Analyse sommaire du scrutin électoral du 22 juin 2019/Par Lebatt Ould Eytah Directeur Général Radio Kobenni

2 July, 2019 - 10:08

La campagne électorale sur laquelle les rideaux viennent de tomber a été une campagne respectueuse des valeurs de la compétition démocratique et, à quelques détails près, pour être précis, pacifique.

L’utilisation ostentatoire des moyens, qui jette  souvent le doute sur la transparence des élections, n’a pas été remarquée chez les différents candidats. Seuls les soutiens des hommes d’affaires, des fonctionnaires et des notabilités tribales, ont été enregistrés, notamment au profit du candidat du pouvoir.

Ce scrutin a, cependant, introduit une donne d’autant plus inattendue qu’elle bouleverse bien des certitudes. Les certitudes qui fondaient justement les approches politiques, économiques et sécuritaires du pays et de ses partenaires au développement.

Le vote religieux n’était, en effet, pas au rendez-vous, ni là où on l’attendait.

Cette donne a démontré que le danger de l’Islamisme radical en Mauritanie n’est pas tel qu’on l’appréhendait et tel qu’on le craignait. Le vote tribal à Arafat, tenue par les Islamistes de Tawassoul en faveur de Ghazouani, au moment où le parti soutient officiellement Ould Boubacar, en est une preuve indiscutable, parmi tant d’autres éléments probants. 

Le vote ethnique soulevé, quant à lui par certains analystes afin d’entacher le déroulement du scrutin, n’est pas un vote raciste, ni communautaire au sens communautariste du terme. Il apparait, à la lumière d’un faisceau d’éléments concordants, que le vote ethnique dont il s’est agi, n’est qu’une réponse, somme toute naturelle, à la marginalisation et à l’exclusion de certaines franges de la population.

Le vote des pauvres, qui a profité à Biram et qui a été un pan important de ce scrutin, fut tout simplement une sanction du pouvoir qui a utilisé ce thème à des fins électoralistes sans renvoyer l’ascenseur à ceux au nom desquels le slogan porteur a été élaboré.

Ce scrutin, par ailleurs, a démontré que, sur la scène politique mauritanienne, il n’y a pas d’opposition et de majorité telles qu’elles existent dans les traditions républicaines. Ce que nous avons ici est un fonctionnement où les alliances se font et se défont sur fond de trames politiques et suivant des  intérêts parfois très ponctuels.

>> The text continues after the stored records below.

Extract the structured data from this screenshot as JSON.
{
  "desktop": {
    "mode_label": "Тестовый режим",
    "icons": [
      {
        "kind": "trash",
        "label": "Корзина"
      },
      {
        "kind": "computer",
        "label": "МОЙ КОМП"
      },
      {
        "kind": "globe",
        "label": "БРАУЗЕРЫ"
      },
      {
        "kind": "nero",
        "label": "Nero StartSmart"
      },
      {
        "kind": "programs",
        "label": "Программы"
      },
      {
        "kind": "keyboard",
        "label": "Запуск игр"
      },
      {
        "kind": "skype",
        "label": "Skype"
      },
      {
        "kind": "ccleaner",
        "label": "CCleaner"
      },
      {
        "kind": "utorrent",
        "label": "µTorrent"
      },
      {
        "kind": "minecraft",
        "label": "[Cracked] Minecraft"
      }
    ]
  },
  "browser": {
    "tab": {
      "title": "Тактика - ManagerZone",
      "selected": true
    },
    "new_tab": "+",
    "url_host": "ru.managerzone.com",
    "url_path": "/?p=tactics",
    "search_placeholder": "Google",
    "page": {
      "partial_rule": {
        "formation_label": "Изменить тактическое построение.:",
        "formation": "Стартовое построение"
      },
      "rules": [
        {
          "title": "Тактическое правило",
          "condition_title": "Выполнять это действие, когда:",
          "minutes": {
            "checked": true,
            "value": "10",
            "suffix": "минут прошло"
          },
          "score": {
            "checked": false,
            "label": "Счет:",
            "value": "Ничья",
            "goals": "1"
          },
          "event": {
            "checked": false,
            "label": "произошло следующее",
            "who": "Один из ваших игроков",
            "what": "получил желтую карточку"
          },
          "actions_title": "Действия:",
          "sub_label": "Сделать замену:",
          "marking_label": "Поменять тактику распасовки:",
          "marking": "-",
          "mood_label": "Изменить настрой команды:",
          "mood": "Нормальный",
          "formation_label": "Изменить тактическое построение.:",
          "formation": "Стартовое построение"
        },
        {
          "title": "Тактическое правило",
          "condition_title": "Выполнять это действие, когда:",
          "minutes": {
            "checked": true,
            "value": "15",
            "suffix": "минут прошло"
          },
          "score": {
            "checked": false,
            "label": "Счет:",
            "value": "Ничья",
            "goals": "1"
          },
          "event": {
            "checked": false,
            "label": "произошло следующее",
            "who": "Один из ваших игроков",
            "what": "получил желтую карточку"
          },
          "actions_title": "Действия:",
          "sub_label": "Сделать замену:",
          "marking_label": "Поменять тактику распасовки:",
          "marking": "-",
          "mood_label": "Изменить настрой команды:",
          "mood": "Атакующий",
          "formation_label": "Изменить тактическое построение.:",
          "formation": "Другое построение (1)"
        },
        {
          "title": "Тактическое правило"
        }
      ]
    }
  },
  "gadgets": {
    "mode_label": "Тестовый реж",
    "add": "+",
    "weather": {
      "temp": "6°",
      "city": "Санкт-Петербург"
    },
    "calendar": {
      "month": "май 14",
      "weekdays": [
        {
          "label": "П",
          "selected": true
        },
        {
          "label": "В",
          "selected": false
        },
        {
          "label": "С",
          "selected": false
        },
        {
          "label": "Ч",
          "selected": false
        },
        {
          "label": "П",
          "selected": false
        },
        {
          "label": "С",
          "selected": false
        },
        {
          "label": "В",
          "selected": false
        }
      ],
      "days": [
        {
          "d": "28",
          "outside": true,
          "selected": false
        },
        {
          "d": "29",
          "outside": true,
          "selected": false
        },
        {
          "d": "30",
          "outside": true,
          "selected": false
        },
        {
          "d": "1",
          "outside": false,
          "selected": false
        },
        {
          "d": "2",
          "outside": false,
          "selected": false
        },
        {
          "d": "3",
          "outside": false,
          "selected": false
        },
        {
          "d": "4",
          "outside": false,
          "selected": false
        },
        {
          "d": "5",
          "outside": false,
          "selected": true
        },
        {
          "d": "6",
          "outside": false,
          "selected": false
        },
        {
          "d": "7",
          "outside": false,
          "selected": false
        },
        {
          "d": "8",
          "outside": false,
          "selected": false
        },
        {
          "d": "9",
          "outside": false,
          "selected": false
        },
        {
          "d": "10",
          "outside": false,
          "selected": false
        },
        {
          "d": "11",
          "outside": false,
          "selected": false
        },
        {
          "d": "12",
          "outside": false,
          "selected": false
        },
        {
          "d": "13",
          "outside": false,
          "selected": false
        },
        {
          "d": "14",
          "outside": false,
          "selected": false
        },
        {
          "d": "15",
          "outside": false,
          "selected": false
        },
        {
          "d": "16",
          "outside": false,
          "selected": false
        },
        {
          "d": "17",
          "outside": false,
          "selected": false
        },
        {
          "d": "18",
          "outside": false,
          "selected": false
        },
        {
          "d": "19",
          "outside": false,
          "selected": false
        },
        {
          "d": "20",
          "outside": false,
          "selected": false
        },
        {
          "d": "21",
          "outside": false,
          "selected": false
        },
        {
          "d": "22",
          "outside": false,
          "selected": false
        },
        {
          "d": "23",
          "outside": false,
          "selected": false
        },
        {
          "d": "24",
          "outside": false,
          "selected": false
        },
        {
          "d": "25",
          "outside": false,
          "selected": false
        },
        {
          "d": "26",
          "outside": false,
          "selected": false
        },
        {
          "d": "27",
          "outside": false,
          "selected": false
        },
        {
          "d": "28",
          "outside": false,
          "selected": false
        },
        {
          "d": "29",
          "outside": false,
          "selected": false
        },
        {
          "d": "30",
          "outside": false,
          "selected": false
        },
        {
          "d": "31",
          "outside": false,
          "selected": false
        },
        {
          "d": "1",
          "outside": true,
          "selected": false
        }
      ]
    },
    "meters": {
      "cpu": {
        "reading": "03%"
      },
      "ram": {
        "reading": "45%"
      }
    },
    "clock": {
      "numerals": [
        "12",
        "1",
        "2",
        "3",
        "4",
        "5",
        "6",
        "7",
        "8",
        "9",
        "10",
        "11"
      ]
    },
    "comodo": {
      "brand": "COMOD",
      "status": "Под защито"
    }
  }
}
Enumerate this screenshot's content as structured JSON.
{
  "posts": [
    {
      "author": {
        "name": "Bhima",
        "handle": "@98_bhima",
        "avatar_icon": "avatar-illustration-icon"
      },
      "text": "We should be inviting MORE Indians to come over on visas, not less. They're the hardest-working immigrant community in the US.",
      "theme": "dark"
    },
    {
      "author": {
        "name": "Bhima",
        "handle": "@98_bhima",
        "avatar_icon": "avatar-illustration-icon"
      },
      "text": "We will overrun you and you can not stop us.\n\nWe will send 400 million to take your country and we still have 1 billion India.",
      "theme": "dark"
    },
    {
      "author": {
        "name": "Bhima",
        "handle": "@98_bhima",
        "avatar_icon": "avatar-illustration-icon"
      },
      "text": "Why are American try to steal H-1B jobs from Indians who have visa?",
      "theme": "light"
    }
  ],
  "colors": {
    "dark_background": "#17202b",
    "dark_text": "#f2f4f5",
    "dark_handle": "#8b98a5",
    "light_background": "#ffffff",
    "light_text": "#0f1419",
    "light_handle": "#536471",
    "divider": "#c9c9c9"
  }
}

A la lumière de ces éléments, le président élu, Mohamed Ould Ghazouani, doit tenir compte du fait qu’il n’a été élu qu’à une majorité simple, un peu plus de 52 %.

Dans les grandes démocraties, la légitimité d’un élu est toujours proportionnelle au taux auquel il a été élu. Si ce taux est aux environs de 50 %, il ne lui donne pas le droit de s’isoler avec l’exercice du pouvoir.

Suivant cette règle, le président Ghazouani doit et gagnerait même, à tendre la main à toutes les forces en présence, y comprises celles de l’extérieur.

C’est, à mon avis, à ce prix et à lui seul, qu’il pourra fédérer autour de son programme, l’ensemble des forces vives de la nation pour refonder le pays et  jeter les bases d’une dynamique nouvelle de développement économique et social intégré.

Je crois personnellement à sa volonté, quant à ses aptitudes en la matière, elles sont déjà prouvées par les dossiers qu’il a eu à gérer sur des fronts sensibles et hautement stratégiques et dans lesquels il a brillé.